Hardware Scaling Trends and Diminishing Returns in Large-Scale Distributed Training
Jared Fernandez, Luca Wehrstedt, Leonid Shamis, Mostafa Elhoushi, Kalyan Saladi, Yonatan Bisk, Emma Strubell, Jacob Kahn
TL;DR
This work analyzes how hardware scaling affects large-scale distributed training of transformer-based models. By empirically evaluating data, sharded data, and model parallelism across varying hardware configurations, model sizes, and context lengths, it demonstrates that communication overhead increasingly binds performance as scale grows.
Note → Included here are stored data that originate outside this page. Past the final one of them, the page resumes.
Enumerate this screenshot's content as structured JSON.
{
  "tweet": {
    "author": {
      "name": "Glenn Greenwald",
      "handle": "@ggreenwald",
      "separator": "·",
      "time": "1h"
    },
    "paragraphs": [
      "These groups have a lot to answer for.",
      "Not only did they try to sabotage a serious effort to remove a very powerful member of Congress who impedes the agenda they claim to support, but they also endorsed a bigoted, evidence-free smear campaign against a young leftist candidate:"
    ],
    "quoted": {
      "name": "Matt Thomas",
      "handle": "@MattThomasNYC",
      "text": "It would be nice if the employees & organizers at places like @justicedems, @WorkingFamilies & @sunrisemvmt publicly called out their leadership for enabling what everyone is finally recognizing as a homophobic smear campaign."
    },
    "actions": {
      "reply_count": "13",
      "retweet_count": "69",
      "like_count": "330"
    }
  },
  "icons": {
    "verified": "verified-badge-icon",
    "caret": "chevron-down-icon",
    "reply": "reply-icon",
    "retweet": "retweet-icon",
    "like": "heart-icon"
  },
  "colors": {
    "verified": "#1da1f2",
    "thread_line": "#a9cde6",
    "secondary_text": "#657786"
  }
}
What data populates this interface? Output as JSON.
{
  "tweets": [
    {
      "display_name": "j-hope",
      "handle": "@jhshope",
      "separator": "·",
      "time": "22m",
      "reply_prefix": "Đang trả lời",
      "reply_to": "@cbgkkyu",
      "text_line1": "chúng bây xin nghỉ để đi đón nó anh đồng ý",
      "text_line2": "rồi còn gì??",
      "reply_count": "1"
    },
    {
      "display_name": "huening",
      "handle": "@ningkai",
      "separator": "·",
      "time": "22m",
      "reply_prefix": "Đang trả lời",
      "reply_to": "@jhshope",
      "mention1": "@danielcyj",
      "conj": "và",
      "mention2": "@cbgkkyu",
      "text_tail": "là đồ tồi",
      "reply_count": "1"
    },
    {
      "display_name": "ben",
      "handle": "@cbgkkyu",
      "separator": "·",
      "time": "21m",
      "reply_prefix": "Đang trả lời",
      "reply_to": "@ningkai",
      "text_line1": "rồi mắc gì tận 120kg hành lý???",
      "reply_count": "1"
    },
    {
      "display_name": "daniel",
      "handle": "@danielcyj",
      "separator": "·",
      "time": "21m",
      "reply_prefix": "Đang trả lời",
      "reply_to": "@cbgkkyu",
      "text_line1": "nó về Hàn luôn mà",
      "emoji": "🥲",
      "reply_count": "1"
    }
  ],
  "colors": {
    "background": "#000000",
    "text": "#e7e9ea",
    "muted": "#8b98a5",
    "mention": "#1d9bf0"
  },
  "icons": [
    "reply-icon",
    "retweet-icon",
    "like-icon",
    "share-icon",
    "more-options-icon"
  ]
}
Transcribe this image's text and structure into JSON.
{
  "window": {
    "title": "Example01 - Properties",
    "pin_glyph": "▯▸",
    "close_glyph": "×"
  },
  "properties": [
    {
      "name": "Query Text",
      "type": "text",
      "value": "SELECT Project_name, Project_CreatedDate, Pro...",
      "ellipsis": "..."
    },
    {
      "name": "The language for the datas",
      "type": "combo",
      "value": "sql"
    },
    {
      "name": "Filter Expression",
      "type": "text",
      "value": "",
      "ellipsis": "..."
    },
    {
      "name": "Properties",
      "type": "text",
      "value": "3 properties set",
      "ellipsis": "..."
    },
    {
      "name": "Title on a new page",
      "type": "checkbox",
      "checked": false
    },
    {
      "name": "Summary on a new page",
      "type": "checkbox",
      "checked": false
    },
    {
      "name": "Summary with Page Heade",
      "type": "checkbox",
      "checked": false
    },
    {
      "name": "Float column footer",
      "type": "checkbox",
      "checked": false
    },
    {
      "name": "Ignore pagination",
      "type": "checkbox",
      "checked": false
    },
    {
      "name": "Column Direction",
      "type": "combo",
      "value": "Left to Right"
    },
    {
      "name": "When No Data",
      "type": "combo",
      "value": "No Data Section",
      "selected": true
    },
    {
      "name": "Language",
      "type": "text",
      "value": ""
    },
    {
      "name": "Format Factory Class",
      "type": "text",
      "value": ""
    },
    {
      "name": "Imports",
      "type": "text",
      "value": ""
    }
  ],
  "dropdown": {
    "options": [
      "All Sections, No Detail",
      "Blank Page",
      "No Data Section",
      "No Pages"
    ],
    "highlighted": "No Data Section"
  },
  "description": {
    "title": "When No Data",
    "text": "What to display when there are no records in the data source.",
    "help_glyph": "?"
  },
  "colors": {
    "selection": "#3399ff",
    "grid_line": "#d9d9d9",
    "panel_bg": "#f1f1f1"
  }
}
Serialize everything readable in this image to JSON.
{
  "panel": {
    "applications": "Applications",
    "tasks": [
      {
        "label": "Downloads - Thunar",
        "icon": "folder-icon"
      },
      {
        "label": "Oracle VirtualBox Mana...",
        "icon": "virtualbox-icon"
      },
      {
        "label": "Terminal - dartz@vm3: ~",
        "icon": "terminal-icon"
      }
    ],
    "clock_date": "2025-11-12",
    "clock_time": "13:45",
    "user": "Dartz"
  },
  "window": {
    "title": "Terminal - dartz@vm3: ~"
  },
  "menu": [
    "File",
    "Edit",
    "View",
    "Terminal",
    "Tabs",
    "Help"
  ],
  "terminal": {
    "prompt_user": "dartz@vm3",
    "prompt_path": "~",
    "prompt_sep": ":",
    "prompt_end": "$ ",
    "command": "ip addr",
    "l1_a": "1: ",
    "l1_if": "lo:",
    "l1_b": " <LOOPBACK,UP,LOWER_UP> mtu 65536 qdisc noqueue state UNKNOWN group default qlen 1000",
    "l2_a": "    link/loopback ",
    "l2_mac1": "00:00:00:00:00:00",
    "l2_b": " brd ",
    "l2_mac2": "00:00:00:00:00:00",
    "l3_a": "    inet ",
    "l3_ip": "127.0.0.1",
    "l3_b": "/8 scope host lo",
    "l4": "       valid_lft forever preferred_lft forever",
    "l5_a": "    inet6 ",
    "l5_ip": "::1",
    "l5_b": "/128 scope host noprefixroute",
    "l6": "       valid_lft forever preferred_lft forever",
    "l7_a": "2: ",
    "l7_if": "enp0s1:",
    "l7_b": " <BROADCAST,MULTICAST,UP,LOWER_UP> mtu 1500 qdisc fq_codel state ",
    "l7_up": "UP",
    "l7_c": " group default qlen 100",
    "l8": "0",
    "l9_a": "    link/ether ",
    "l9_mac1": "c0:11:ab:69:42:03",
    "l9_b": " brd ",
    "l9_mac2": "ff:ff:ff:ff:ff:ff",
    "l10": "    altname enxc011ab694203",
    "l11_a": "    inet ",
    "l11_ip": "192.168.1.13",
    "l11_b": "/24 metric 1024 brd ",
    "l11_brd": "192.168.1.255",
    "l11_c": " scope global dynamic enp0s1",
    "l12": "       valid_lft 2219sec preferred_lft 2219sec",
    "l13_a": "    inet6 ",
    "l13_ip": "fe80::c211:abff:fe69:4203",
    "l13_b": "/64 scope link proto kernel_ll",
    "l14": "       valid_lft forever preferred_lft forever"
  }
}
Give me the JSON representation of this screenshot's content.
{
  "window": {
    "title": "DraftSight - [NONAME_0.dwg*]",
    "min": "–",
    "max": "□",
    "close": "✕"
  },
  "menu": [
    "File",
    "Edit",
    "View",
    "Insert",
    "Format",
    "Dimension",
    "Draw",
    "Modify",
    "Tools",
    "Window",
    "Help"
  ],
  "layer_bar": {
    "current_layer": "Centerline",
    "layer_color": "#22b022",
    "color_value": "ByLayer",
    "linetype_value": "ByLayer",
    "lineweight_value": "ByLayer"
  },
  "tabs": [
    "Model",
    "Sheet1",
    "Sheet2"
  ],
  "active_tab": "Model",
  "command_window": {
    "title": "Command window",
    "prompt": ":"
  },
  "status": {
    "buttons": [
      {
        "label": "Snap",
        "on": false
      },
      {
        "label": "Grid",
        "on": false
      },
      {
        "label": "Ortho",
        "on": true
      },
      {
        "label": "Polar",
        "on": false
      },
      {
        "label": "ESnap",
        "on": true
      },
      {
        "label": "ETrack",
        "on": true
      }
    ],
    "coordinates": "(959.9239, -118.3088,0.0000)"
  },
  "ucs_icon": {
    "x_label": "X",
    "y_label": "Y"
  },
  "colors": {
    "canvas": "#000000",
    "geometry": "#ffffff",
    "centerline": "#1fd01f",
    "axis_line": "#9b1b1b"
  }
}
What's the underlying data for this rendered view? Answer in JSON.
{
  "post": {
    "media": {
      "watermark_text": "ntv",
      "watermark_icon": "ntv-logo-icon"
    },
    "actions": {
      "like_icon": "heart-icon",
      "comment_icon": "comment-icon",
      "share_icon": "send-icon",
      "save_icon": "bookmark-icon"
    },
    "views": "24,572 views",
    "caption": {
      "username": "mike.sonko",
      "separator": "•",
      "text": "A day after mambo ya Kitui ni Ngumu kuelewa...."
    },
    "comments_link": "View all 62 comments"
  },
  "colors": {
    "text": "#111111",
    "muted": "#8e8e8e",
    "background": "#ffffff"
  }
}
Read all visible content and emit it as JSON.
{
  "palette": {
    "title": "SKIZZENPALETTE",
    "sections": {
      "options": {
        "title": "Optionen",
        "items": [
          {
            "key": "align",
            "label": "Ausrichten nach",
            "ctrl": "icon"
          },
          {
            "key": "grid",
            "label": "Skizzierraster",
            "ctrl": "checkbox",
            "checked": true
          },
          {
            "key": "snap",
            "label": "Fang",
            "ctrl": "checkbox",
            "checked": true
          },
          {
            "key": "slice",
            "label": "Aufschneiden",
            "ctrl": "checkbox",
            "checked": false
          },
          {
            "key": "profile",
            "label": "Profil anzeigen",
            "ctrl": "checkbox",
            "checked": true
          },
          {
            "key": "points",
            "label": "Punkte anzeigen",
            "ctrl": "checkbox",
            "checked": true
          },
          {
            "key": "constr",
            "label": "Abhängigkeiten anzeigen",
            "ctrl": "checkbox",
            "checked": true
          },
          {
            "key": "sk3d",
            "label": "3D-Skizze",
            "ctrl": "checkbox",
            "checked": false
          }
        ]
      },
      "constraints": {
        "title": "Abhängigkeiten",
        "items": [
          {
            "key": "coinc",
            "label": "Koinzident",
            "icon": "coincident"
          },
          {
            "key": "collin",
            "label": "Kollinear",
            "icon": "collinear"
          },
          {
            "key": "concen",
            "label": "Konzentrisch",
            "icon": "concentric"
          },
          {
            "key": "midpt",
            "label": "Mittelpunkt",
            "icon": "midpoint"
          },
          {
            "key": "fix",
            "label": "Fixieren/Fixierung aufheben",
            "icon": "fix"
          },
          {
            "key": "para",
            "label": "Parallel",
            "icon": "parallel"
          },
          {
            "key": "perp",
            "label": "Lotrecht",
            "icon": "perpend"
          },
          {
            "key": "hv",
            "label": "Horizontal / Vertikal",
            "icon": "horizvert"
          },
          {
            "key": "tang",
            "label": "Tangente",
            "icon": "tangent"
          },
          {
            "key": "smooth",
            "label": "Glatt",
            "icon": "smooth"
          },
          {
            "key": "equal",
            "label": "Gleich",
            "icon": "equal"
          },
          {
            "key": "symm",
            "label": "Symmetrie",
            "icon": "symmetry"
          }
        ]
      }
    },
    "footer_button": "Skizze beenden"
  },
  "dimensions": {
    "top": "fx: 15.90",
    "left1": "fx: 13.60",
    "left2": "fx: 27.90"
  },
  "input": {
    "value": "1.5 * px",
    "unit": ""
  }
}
The findings show that model-parallel approaches can mitigate FSDP bottlenecks and that simply adding more accelerators yields diminishing returns in power efficiency and throughput. The study provides practical guidance on compute- and communication-aware scaling, highlighting the need for balanced hardware upgrades and alternative training paradigms to sustain efficiency at very large scales.
Abstract
Dramatic increases in the capabilities of neural network models in recent years are driven by scaling model size, training data, and corresponding computational resources. To develop the exceedingly large networks required in modern applications, such as large language models (LLMs), model training is distributed across tens of thousands of hardware accelerators (e.g. GPUs), requiring orchestration of computation and communication across large computing clusters. In this work, we demonstrate that careful consideration of hardware configuration and parallelization strategy is critical for effective (i.e. compute- and cost-efficient) scaling of model size, training data, and total computation. We conduct an extensive empirical study of the performance of large-scale LLM training workloads across model size, hardware configurations, and distributed parallelization strategies. We demonstrate that: (1) beyond certain scales, overhead incurred from certain distributed communication strategies leads parallelization strategies previously thought to be sub-optimal in fact become preferable; and (2) scaling the total number of accelerators for large model training quickly yields diminishing returns even when hardware and parallelization strategies are properly optimized, implying poor marginal performance per additional unit of power or GPU-hour.